Cancellations have proven to be common, while one airline took drastic action by ripping up some of its airplanes’ seats to reduce the minimum number of staff required to man them.
Mr Arrigo believes a lack of foresight had a big role to play: “The industry was surely expecting there to be significant pent-up demand, but I think the full extent of it was surprising to everyone.
He says that air links around the continent were broadly similar to those of 2019, with Malta’s 75 per cent of prior connections actually being an outlier.
“So the schedules are congested – airlines did plan for more capacity. You would think that, having planned for that, they would also have hired and trained enough staff to deal with the expected demand.”
Mr Arrigo explains that, now, it is not just a matter of ramping up hiring. “The air travel industry has a lot of security requirements. You cannot just hire someone and have them loading luggage the next day. Safety accreditation takes time.”

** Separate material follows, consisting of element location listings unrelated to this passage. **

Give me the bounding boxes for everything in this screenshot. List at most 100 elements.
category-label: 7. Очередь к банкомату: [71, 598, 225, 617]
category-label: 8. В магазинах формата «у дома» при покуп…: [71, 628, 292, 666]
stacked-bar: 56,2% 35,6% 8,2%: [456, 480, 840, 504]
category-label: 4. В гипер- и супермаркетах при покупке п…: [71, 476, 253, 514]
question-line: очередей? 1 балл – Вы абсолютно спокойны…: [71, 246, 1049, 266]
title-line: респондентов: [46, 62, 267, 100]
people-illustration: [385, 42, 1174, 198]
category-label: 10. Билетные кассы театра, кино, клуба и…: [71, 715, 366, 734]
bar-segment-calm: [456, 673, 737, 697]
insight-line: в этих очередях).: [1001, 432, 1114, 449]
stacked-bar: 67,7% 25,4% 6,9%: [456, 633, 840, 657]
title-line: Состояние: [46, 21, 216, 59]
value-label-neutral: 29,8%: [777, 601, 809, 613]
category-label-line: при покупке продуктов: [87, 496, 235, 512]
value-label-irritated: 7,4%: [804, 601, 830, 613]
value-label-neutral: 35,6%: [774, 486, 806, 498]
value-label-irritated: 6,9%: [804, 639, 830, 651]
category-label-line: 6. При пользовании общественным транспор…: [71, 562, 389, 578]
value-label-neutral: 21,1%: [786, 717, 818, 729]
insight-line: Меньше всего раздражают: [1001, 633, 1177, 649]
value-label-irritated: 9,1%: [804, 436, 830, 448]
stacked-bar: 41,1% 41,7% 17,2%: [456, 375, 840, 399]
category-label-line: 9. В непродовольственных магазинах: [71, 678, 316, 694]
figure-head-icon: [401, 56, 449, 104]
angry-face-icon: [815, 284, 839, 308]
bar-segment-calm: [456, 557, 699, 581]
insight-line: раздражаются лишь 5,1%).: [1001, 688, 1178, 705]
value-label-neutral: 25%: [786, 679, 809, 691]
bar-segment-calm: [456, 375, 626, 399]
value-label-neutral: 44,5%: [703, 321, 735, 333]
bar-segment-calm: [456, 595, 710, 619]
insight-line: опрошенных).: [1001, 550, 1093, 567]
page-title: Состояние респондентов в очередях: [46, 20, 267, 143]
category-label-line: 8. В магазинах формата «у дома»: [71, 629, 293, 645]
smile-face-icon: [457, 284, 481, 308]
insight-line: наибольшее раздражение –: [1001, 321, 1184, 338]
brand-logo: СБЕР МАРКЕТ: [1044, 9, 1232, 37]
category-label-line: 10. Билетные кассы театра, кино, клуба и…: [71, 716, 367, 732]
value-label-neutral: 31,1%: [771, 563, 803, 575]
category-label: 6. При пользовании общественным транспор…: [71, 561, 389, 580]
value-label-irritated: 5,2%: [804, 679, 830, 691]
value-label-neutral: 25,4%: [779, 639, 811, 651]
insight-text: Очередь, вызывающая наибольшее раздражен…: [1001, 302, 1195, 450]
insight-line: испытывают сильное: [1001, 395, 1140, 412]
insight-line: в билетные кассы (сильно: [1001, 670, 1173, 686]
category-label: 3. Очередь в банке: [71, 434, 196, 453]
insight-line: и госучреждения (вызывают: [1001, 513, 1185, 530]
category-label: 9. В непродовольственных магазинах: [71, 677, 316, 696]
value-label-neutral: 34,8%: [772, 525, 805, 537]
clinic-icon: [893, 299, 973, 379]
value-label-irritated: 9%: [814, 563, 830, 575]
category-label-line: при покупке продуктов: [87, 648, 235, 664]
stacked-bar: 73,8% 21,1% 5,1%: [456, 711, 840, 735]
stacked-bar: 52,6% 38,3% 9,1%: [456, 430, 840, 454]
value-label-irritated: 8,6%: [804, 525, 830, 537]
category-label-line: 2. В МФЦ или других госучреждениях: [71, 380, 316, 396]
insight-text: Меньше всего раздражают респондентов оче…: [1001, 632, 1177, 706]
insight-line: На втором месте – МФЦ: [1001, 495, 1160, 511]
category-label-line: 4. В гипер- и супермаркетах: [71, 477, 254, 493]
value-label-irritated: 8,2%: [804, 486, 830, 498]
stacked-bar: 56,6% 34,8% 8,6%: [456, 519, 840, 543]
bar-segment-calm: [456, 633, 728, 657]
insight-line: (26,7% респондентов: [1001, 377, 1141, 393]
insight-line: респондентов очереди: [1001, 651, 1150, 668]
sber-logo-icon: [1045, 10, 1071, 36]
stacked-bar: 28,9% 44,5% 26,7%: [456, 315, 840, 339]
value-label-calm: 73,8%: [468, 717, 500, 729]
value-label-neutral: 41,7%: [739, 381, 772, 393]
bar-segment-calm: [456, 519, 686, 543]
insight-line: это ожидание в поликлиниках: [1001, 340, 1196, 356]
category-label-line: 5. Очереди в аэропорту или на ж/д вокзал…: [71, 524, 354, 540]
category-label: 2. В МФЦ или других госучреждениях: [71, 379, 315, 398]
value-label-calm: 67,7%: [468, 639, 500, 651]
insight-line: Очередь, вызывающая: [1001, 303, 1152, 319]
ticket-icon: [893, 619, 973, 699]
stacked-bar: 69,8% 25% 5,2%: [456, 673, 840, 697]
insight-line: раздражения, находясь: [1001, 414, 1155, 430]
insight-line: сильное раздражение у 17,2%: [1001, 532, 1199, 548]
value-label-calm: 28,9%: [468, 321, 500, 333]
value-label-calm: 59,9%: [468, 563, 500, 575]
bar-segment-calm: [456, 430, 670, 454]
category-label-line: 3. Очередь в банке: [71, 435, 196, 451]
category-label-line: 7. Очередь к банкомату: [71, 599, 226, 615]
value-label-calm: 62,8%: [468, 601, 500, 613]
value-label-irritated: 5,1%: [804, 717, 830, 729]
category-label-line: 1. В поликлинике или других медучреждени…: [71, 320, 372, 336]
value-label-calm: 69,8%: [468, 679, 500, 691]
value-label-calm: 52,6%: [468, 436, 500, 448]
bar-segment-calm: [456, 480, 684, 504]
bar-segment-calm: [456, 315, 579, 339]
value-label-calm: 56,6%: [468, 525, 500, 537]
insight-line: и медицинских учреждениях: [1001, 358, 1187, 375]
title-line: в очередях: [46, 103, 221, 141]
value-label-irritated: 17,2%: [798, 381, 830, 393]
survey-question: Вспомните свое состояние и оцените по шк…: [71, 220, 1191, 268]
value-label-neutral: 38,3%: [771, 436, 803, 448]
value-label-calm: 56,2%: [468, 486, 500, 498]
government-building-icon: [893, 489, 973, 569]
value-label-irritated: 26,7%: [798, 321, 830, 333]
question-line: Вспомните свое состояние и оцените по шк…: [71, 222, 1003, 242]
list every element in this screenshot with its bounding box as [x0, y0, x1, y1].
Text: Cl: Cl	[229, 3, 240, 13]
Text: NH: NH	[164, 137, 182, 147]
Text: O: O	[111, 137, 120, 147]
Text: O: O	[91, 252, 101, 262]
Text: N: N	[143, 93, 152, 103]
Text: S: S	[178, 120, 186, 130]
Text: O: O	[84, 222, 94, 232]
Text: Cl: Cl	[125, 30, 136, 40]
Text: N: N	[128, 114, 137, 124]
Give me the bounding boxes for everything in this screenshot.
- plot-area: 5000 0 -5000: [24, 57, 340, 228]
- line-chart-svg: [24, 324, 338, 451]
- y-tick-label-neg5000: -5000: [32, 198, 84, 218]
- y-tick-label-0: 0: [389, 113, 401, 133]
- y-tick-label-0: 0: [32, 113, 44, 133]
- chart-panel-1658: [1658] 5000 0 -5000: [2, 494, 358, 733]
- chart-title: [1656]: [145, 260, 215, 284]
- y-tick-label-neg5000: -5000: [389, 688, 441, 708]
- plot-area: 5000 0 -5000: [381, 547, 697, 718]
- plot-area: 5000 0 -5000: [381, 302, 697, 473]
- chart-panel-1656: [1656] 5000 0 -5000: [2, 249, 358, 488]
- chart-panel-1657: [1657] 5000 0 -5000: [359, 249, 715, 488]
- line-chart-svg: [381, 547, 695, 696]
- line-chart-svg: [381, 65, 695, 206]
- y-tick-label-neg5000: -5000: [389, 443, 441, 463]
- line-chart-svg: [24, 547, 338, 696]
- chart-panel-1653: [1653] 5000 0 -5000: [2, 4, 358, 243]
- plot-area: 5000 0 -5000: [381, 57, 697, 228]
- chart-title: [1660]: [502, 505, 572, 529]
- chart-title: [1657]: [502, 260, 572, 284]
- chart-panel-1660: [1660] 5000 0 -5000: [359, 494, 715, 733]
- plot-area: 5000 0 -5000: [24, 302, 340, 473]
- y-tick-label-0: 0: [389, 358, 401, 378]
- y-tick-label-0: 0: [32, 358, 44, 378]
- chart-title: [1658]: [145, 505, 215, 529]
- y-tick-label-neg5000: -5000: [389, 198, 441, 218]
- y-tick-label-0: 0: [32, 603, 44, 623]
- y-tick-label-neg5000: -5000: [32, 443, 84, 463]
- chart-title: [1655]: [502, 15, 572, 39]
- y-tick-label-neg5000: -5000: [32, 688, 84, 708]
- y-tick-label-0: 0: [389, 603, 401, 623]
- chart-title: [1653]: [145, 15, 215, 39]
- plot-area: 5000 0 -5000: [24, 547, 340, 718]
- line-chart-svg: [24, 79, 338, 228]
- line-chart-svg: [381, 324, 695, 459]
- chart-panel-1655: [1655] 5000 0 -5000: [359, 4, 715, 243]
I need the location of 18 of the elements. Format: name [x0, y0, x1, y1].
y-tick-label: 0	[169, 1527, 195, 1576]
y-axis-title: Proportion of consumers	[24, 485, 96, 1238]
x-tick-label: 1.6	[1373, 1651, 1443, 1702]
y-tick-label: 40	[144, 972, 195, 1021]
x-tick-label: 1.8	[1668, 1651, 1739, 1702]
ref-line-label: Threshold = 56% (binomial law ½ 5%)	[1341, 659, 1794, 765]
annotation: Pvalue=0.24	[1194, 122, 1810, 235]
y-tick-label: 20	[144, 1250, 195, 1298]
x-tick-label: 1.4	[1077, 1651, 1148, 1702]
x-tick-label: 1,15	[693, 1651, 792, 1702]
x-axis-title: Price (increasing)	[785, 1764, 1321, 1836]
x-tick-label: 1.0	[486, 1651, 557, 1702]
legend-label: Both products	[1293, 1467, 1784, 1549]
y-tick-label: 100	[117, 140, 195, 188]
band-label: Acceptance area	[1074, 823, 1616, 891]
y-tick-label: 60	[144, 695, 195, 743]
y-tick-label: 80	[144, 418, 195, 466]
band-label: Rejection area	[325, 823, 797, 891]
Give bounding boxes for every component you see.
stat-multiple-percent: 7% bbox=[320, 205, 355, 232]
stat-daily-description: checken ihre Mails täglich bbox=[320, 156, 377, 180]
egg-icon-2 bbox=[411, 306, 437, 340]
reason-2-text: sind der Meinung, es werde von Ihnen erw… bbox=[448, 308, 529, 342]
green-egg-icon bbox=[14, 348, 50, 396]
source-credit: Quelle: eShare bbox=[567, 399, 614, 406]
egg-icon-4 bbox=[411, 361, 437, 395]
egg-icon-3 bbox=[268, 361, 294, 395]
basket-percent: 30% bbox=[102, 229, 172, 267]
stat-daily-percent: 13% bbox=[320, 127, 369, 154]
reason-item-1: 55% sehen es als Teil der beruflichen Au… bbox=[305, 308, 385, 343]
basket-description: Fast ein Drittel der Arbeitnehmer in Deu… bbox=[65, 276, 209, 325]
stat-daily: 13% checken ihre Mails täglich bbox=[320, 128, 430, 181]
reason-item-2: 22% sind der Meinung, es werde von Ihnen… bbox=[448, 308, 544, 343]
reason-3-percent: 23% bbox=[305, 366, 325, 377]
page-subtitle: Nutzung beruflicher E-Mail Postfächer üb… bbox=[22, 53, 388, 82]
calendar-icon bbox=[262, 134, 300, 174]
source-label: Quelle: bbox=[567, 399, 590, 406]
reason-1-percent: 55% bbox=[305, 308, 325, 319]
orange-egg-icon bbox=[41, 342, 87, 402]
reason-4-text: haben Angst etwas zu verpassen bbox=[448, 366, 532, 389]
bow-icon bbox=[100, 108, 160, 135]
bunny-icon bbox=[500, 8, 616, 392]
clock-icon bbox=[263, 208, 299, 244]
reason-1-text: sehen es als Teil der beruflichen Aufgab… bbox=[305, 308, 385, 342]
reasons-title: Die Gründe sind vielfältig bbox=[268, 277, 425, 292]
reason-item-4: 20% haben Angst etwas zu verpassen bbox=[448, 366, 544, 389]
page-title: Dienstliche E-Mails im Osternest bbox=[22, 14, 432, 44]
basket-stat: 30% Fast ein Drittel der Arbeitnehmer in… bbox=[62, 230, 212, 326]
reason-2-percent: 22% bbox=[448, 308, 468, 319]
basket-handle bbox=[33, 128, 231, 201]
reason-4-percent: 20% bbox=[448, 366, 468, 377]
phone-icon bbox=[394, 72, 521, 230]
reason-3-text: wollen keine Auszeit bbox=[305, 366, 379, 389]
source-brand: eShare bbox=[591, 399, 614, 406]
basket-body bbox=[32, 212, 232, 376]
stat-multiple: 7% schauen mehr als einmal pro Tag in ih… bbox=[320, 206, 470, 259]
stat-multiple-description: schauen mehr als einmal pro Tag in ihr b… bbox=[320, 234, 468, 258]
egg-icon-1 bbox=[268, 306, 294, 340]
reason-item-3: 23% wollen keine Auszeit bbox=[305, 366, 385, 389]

Unions across Europe have also reacted strongly to the issues facing the industry, with staff layoffs and salary cuts during the pandemic leaving little goodwill in place.
Strikes are being planned in airports and airlines across the continent.
Ryanair crew unhappy with working conditions and pay are planning a coordinated strike on 24th, 25th and 26th June in Spain, Portugal, and Belgium, with Italian workers joining on the 24th and French ones on the 25th and 26th.
Spanish easyJet workers are meanwhile striking on three alternate July weekends, starting from 1st July, and 97 per cent of British Airways’ (BA) unionised staff have backed industrial action, although no date has yet been set. Thousands of BA staff were dismissed during the pandemic.
Scandinavian Airlines pilots could also begin industrial action later in June, while ground crew at the Paris airports Charles de Gaulle and Orly are expected to walk out on 2nd July.
Travellers are encouraged to look at the situation wherever they plan to visit this summer, with no end seemingly in sight to the disruptions.